What of those limitations? Micciche points to significant "cost compression" in the 401(k) space that has given rise to an array of plans that offer low fees, tailored portfolio construction and high-touch service and support for the sponsor and participants.

"I think a lot of employers will begin with OregonSaves and will graduate to a 401(k) plan once they realize they have all these headaches with facilitating the plan," she says. "There is very limited help from OregonSaves, in general."

Parker rejects that contention, saying that the plan's administrative contractor has been able to accommodate every request for a meeting with its field reps, while a client services team works overtime fielding questions about the plan.

But for some employers, the notion of a government-run plan is a non-starter. Tim Wood, a principal at Foster & Wood Retirement Plan Advisors in Lake Oswego, Oregon, recalls working with a company last year that was hit with the mandate to roll out a defined-contribution retirement plan, but rejected the state option.

"[T]hey specifically wanted a private plan so the state was not in their business any more than they already are," Wood says. "In the CFO's words, 'Why would we want the same people that run the DMV running our retirement plan?' I thought it was a good question."

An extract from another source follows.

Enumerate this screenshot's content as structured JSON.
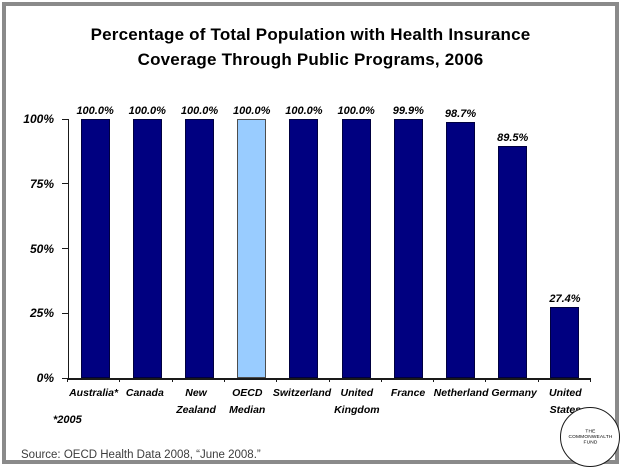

But in any scenario that employers end up offering their workers a plan — whether the state plan or a private alternative — where none had been available before, Parker counts that as a win for the policy objective of getting more people saving for retirement.

"[W]e are happy when employers offer a different option to their workers," he says. "But if employers elect to not offer a plan, then OregonSaves is available and is providing a valuable service. Remember that plan managers have had the opportunity forever to serve this population but have not done so. They still can do so."